The numbers start looking too weird when 6 objects are detected. In the next loop, the same classifiers are used and the same photo is provided: Detected 2 objects: <24, 2.43913334608078><24, 1.185618620365858> Detected 2 objects: <30, 2.773367229383439><30, 3.469111846294254> Detected 2 objects: <20, 5.58269025105983><20, 2.206179869361222> Detected 2 objects: <20, 3.3494670931249857><20, 2.7936345124908257> Detected 6 objects: <200, 3.349467093125006><1061917808, 9.646442850553718E227><1061865397, 2.513047756722869E180><2006328496, 0.0><288676318, 0.0><7798895, 0.0> Detected 10 objects: <2006328496, 0.0><565772320, 0.0><567079696, 1.5597531407224497E-4><288676300, 0.0><748617808, 0.0><3915040, 0.0><2006328496, 0.0><6553710, 0.0><3145776, 0.0><7274588, 0.0> Detected 1 objects: <2006328496, 0.0> Detected 1 objects: <2006328496, 0.0>

All values remain the same in the results of the first 4 classifiers but start to change too much in the next. This behavior remains in the rest of the iterations.
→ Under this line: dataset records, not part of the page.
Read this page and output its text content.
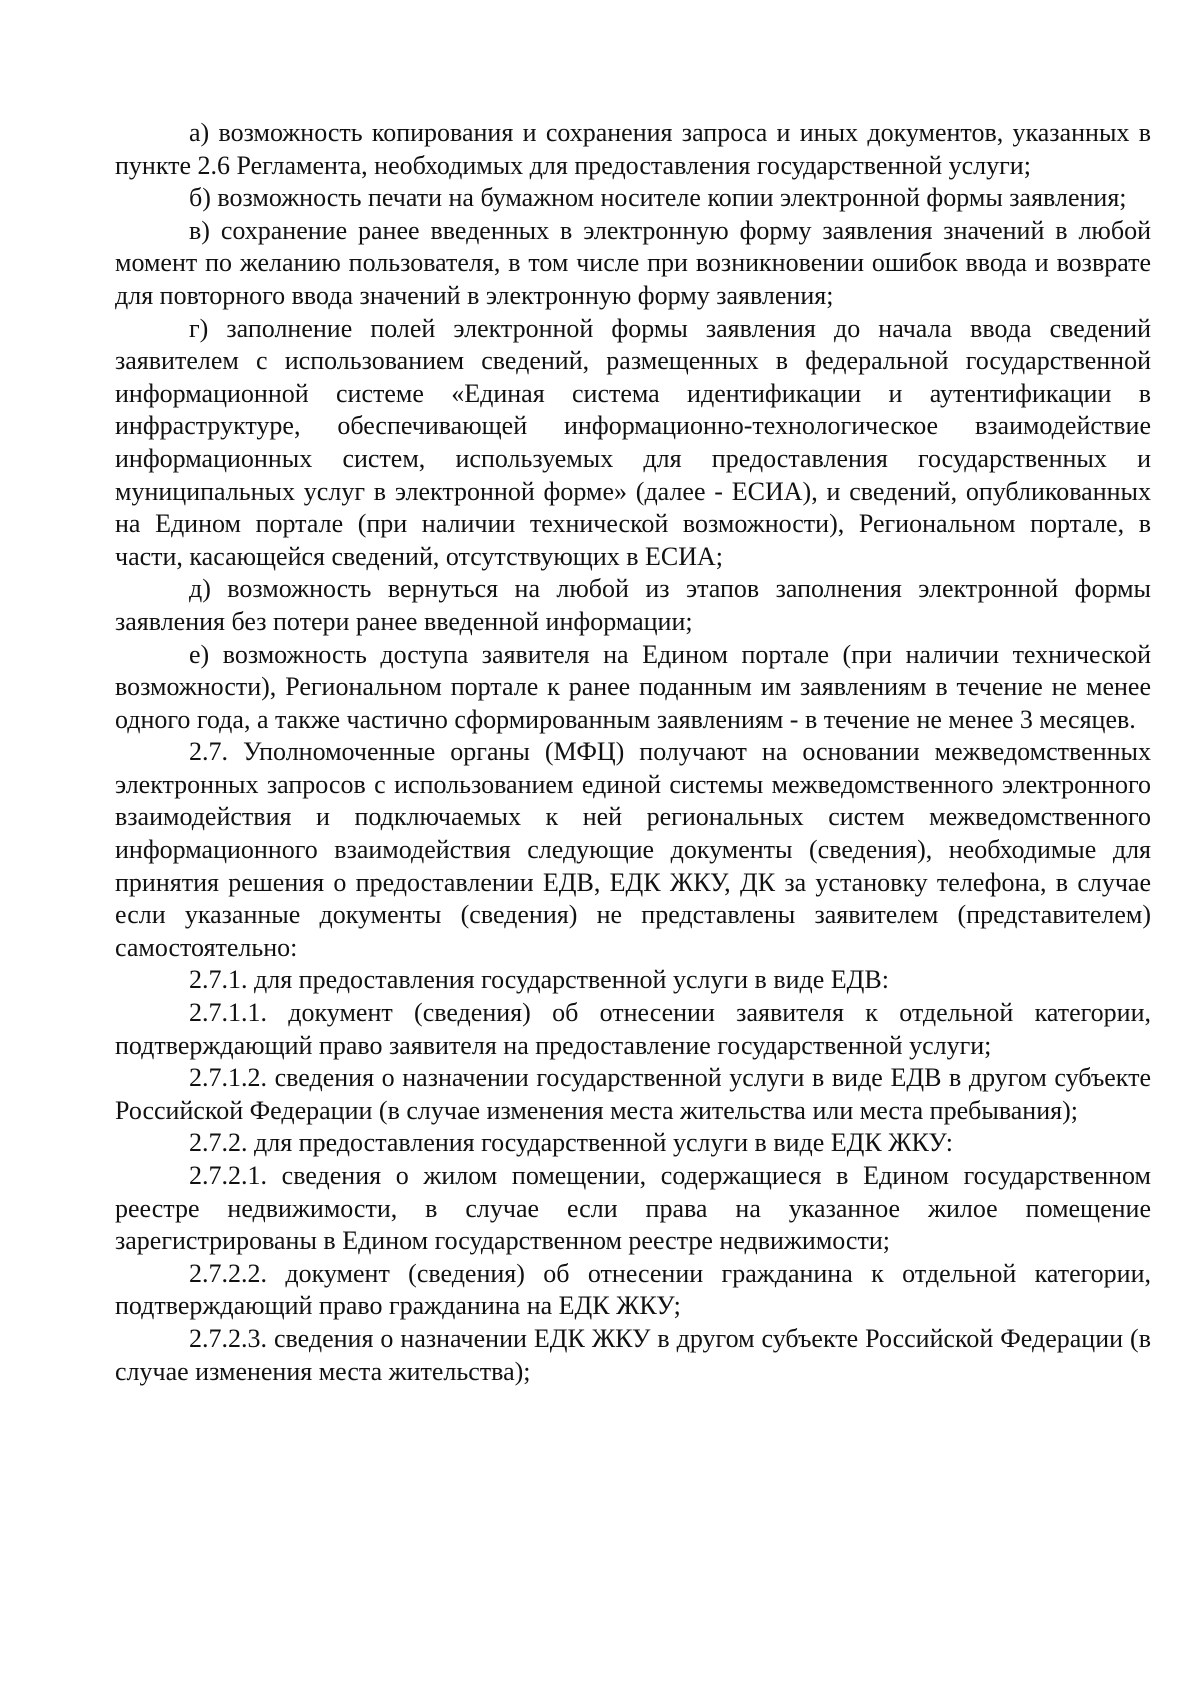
а) возможность копирования и сохранения запроса и иных документов, указанных в пункте 2.6 Регламента, необходимых для предоставления государственной услуги;

б) возможность печати на бумажном носителе копии электронной формы заявления;

в) сохранение ранее введенных в электронную форму заявления значений в любой момент по желанию пользователя, в том числе при возникновении ошибок ввода и возврате для повторного ввода значений в электронную форму заявления;

г) заполнение полей электронной формы заявления до начала ввода сведений заявителем с использованием сведений, размещенных в федеральной государственной информационной системе «Единая система идентификации и аутентификации в инфраструктуре, обеспечивающей информационно-технологическое взаимодействие информационных систем, используемых для предоставления государственных и муниципальных услуг в электронной форме» (далее - ЕСИА), и сведений, опубликованных на Едином портале (при наличии технической возможности), Региональном портале, в части, касающейся сведений, отсутствующих в ЕСИА;

д) возможность вернуться на любой из этапов заполнения электронной формы заявления без потери ранее введенной информации;

е) возможность доступа заявителя на Едином портале (при наличии технической возможности), Региональном портале к ранее поданным им заявлениям в течение не менее одного года, а также частично сформированным заявлениям - в течение не менее 3 месяцев.

2.7. Уполномоченные органы (МФЦ) получают на основании межведомственных электронных запросов с использованием единой системы межведомственного электронного взаимодействия и подключаемых к ней региональных систем межведомственного информационного взаимодействия следующие документы (сведения), необходимые для принятия решения о предоставлении ЕДВ, ЕДК ЖКУ, ДК за установку телефона, в случае если указанные документы (сведения) не представлены заявителем (представителем) самостоятельно:

2.7.1. для предоставления государственной услуги в виде ЕДВ:

2.7.1.1. документ (сведения) об отнесении заявителя к отдельной категории, подтверждающий право заявителя на предоставление государственной услуги;

2.7.1.2. сведения о назначении государственной услуги в виде ЕДВ в другом субъекте Российской Федерации (в случае изменения места жительства или места пребывания);

2.7.2. для предоставления государственной услуги в виде ЕДК ЖКУ:

2.7.2.1. сведения о жилом помещении, содержащиеся в Едином государственном реестре недвижимости, в случае если права на указанное жилое помещение зарегистрированы в Едином государственном реестре недвижимости;

2.7.2.2. документ (сведения) об отнесении гражданина к отдельной категории, подтверждающий право гражданина на ЕДК ЖКУ;

2.7.2.3. сведения о назначении ЕДК ЖКУ в другом субъекте Российской Федерации (в случае изменения места жительства);
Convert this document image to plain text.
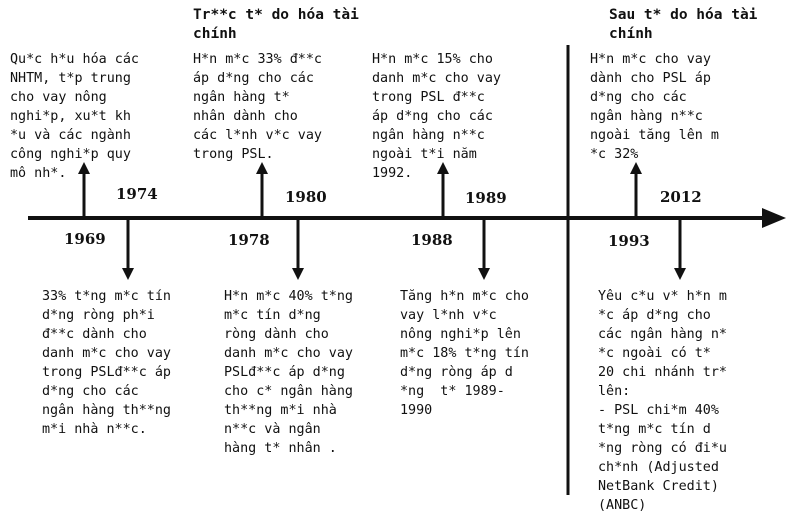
Tr**c t* do hóa tài
chính
Sau t* do hóa tài
chính
1969
1974
1978
1980
1988
1989
1993
2012
Qu*c h*u hóa các
NHTM, t*p trung
cho vay nông
nghi*p, xu*t kh
*u và các ngành
công nghi*p quy
mô nh*.
33% t*ng m*c tín
d*ng ròng ph*i
đ**c dành cho
danh m*c cho vay
trong PSLđ**c áp
d*ng cho các
ngân hàng th**ng
m*i nhà n**c.
H*n m*c 33% đ**c
áp d*ng cho các
ngân hàng t*
nhân dành cho
các l*nh v*c vay
trong PSL.
H*n m*c 40% t*ng
m*c tín d*ng
ròng dành cho
danh m*c cho vay
PSLđ**c áp d*ng
cho c* ngân hàng
th**ng m*i nhà
n**c và ngân
hàng t* nhân .
H*n m*c 15% cho
danh m*c cho vay
trong PSL đ**c
áp d*ng cho các
ngân hàng n**c
ngoài t*i năm
1992.
Tăng h*n m*c cho
vay l*nh v*c
nông nghi*p lên
m*c 18% t*ng tín
d*ng ròng áp d
*ng  t* 1989-
1990
H*n m*c cho vay
dành cho PSL áp
d*ng cho các
ngân hàng n**c
ngoài tăng lên m
*c 32%
Yêu c*u v* h*n m
*c áp d*ng cho
các ngân hàng n*
*c ngoài có t*
20 chi nhánh tr*
lên:
- PSL chi*m 40%
t*ng m*c tín d
*ng ròng có đi*u
ch*nh (Adjusted
NetBank Credit)
(ANBC)
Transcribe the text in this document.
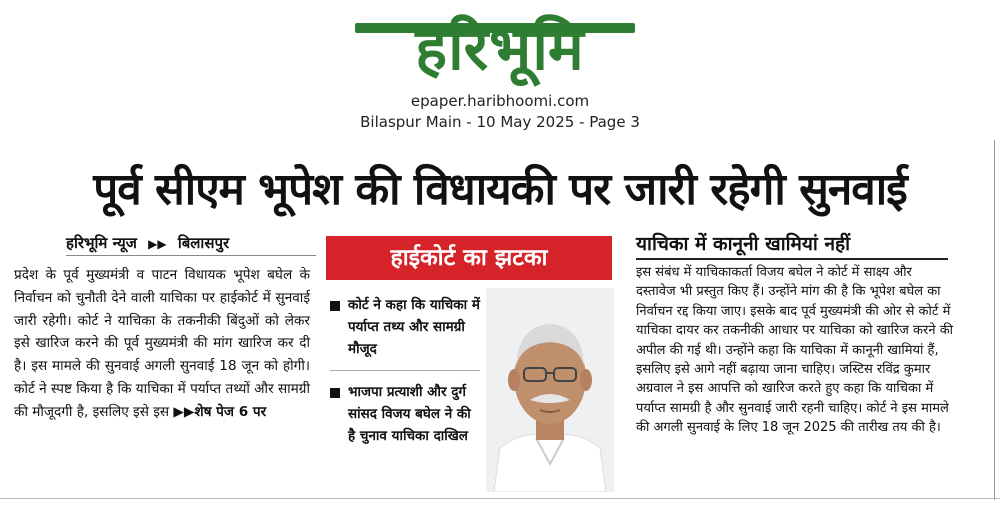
हरिभूमि
epaper.haribhoomi.com
Bilaspur Main - 10 May 2025 - Page 3
पूर्व सीएम भूपेश की विधायकी पर जारी रहेगी सुनवाई
हरिभूमि न्यूज ▶▶ बिलासपुर
प्रदेश के पूर्व मुख्यमंत्री व पाटन विधायक भूपेश बघेल के निर्वाचन को चुनौती देने वाली याचिका पर हाईकोर्ट में सुनवाई जारी रहेगी। कोर्ट ने याचिका के तकनीकी बिंदुओं को लेकर इसे खारिज करने की पूर्व मुख्यमंत्री की मांग खारिज कर दी है। इस मामले की सुनवाई अगली सुनवाई 18 जून को होगी। कोर्ट ने स्पष्ट किया है कि याचिका में पर्याप्त तथ्यों और सामग्री की मौजूदगी है, इसलिए इसे इस ▶▶शेष पेज 6 पर
हाईकोर्ट का झटका
कोर्ट ने कहा कि याचिका में पर्याप्त तथ्य और सामग्री मौजूद
भाजपा प्रत्याशी और दुर्ग सांसद विजय बघेल ने की है चुनाव याचिका दाखिल
याचिका में कानूनी खामियां नहीं
इस संबंध में याचिकाकर्ता विजय बघेल ने कोर्ट में साक्ष्य और दस्तावेज भी प्रस्तुत किए हैं। उन्होंने मांग की है कि भूपेश बघेल का निर्वाचन रद्द किया जाए। इसके बाद पूर्व मुख्यमंत्री की ओर से कोर्ट में याचिका दायर कर तकनीकी आधार पर याचिका को खारिज करने की अपील की गई थी। उन्होंने कहा कि याचिका में कानूनी खामियां हैं, इसलिए इसे आगे नहीं बढ़ाया जाना चाहिए। जस्टिस रविंद्र कुमार अग्रवाल ने इस आपत्ति को खारिज करते हुए कहा कि याचिका में पर्याप्त सामग्री है और सुनवाई जारी रहनी चाहिए। कोर्ट ने इस मामले की अगली सुनवाई के लिए 18 जून 2025 की तारीख तय की है।
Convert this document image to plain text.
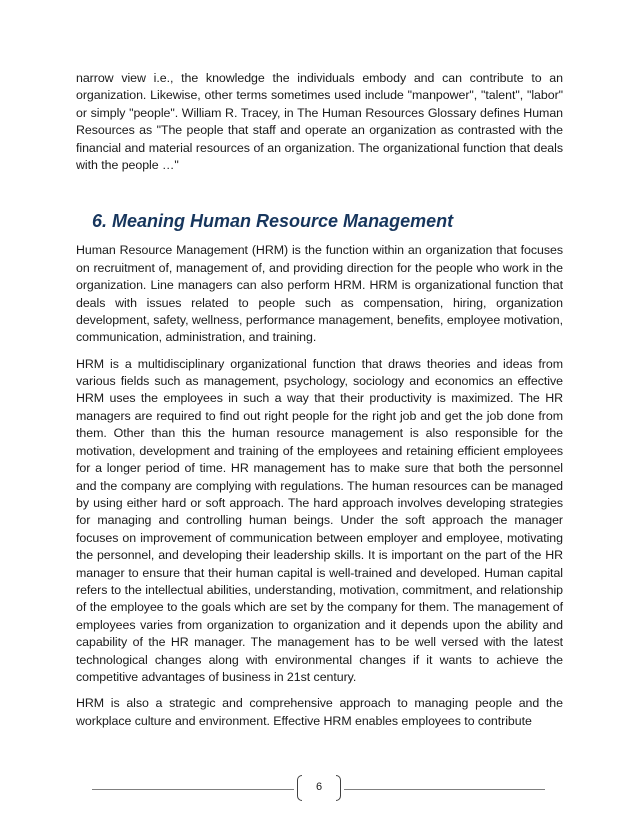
narrow view i.e., the knowledge the individuals embody and can contribute to an organization. Likewise, other terms sometimes used include "manpower", "talent", "labor" or simply "people". William R. Tracey, in The Human Resources Glossary defines Human Resources as "The people that staff and operate an organization as contrasted with the financial and material resources of an organization. The organizational function that deals with the people …"

6. Meaning Human Resource Management

Human Resource Management (HRM) is the function within an organization that focuses on recruitment of, management of, and providing direction for the people who work in the organization. Line managers can also perform HRM. HRM is organizational function that deals with issues related to people such as compensation, hiring, organization development, safety, wellness, performance management, benefits, employee motivation, communication, administration, and training.

HRM is a multidisciplinary organizational function that draws theories and ideas from various fields such as management, psychology, sociology and economics an effective HRM uses the employees in such a way that their productivity is maximized. The HR managers are required to find out right people for the right job and get the job done from them. Other than this the human resource management is also responsible for the motivation, development and training of the employees and retaining efficient employees for a longer period of time. HR management has to make sure that both the personnel and the company are complying with regulations. The human resources can be managed by using either hard or soft approach. The hard approach involves developing strategies for managing and controlling human beings. Under the soft approach the manager focuses on improvement of communication between employer and employee, motivating the personnel, and developing their leadership skills. It is important on the part of the HR manager to ensure that their human capital is well-trained and developed. Human capital refers to the intellectual abilities, understanding, motivation, commitment, and relationship of the employee to the goals which are set by the company for them. The management of employees varies from organization to organization and it depends upon the ability and capability of the HR manager. The management has to be well versed with the latest technological changes along with environmental changes if it wants to achieve the competitive advantages of business in 21st century.

HRM is also a strategic and comprehensive approach to managing people and the workplace culture and environment. Effective HRM enables employees to contribute

6
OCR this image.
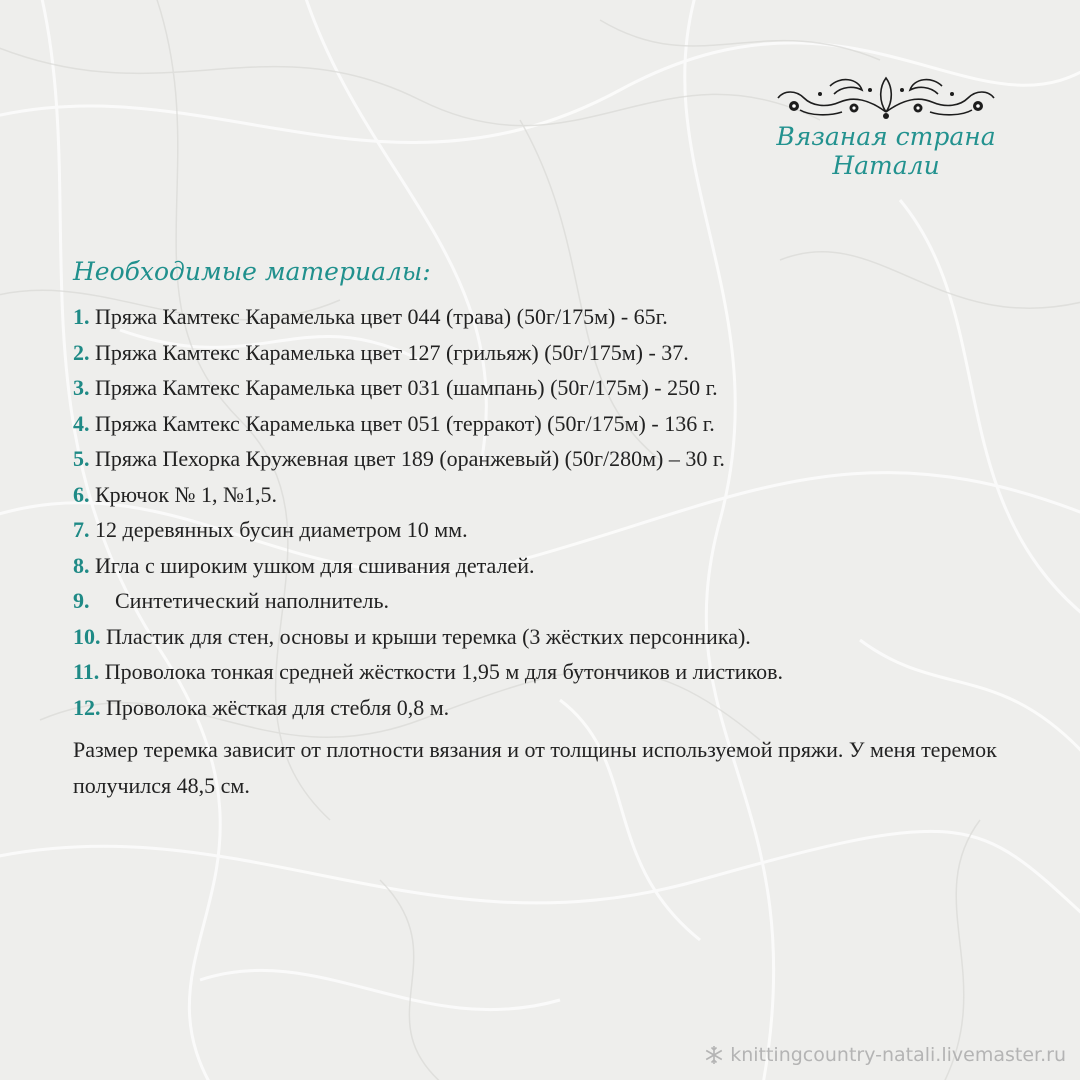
Вязаная страна
Натали
Необходимые материалы:
1. Пряжа Камтекс Карамелька цвет 044 (трава) (50г/175м) - 65г.
2. Пряжа Камтекс Карамелька цвет 127 (грильяж) (50г/175м) - 37.
3. Пряжа Камтекс Карамелька цвет 031 (шампань) (50г/175м) - 250 г.
4. Пряжа Камтекс Карамелька цвет 051 (терракот) (50г/175м) - 136 г.
5. Пряжа Пехорка Кружевная цвет 189 (оранжевый) (50г/280м) – 30 г.
6. Крючок № 1, №1,5.
7. 12 деревянных бусин диаметром 10 мм.
8. Игла с широким ушком для сшивания деталей.
9. Синтетический наполнитель.
10. Пластик для стен, основы и крыши теремка (3 жёстких персонника).
11. Проволока тонкая средней жёсткости 1,95 м для бутончиков и листиков.
12. Проволока жёсткая для стебля 0,8 м.

Размер теремка зависит от плотности вязания и от толщины используемой пряжи. У меня теремок получился 48,5 см.

knittingcountry-natali.livemaster.ru
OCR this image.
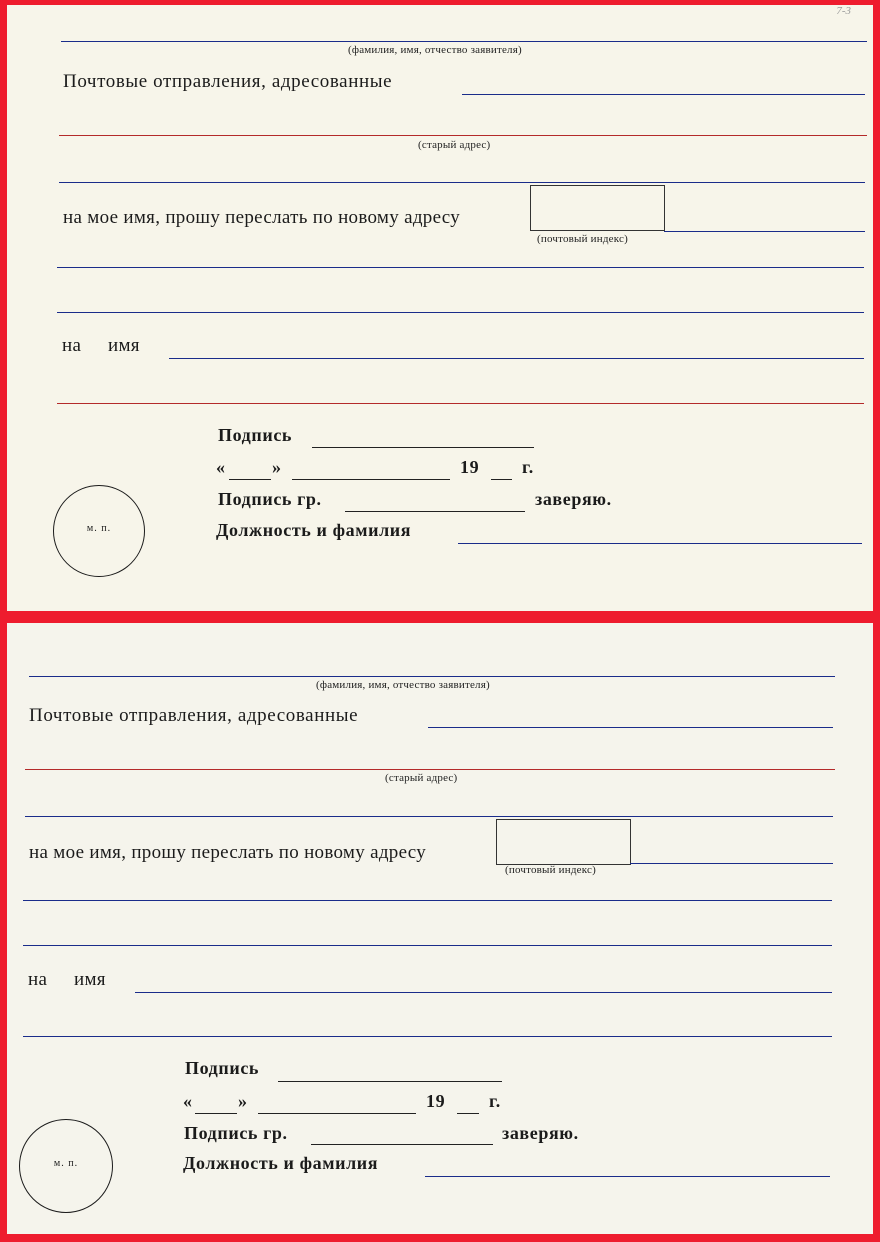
7-3
(фамилия, имя, отчество заявителя)
Почтовые отправления, адресованные
(старый адрес)
на мое имя, прошу переслать по новому адресу
(почтовый индекс)
на имя
Подпись
«	»	19 г.
Подпись гр.	заверяю.
м. п.	Должность и фамилия
(фамилия, имя, отчество заявителя)
Почтовые отправления, адресованные
(старый адрес)
на мое имя, прошу переслать по новому адресу
(почтовый индекс)
на имя
Подпись
«	»	19 г.
Подпись гр.	заверяю.
м. п.	Должность и фамилия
saudet commented 6 years ago

Only the weights and rejections look weird? Not the ROIs? Does it help if you initialize them with IntPointer(null) and DoublePointer(null) instead?

csolorio commented 6 years ago

The ROIs are all consistent, it's just the rejection and weight values that start to diverge too much.

Supplying null to the Int/DoublePointer constructor doesn't compile for me... But providing no parameters seems to have worked so far. Doing the same with Int/DoubleBuffer didn't work. The values remain mostly consistent. Those that change vary but within an acceptable small range... And hasn't crashed so far. Seems like this is the magic combination!

Edt: I just did 300 iterations with no crash! Seems like it's fixed!

saudet commented 6 years ago

I mean IntPointer((Pointer)null) and DoublePointer((Pointer)null)?

csolorio commented 6 years ago

Just tested it. Works so far too. Thanks!

saudet commented 6 years ago

Ok, thanks! So it could be a bug in either JavaCPP or OpenCV... In any case, we have a workaround for now.

saudet commented 6 years ago

I've just released version 1.4, which is based on OpenCV 3.4.0. Could you check if this issue still happens? Thanks for the feedback!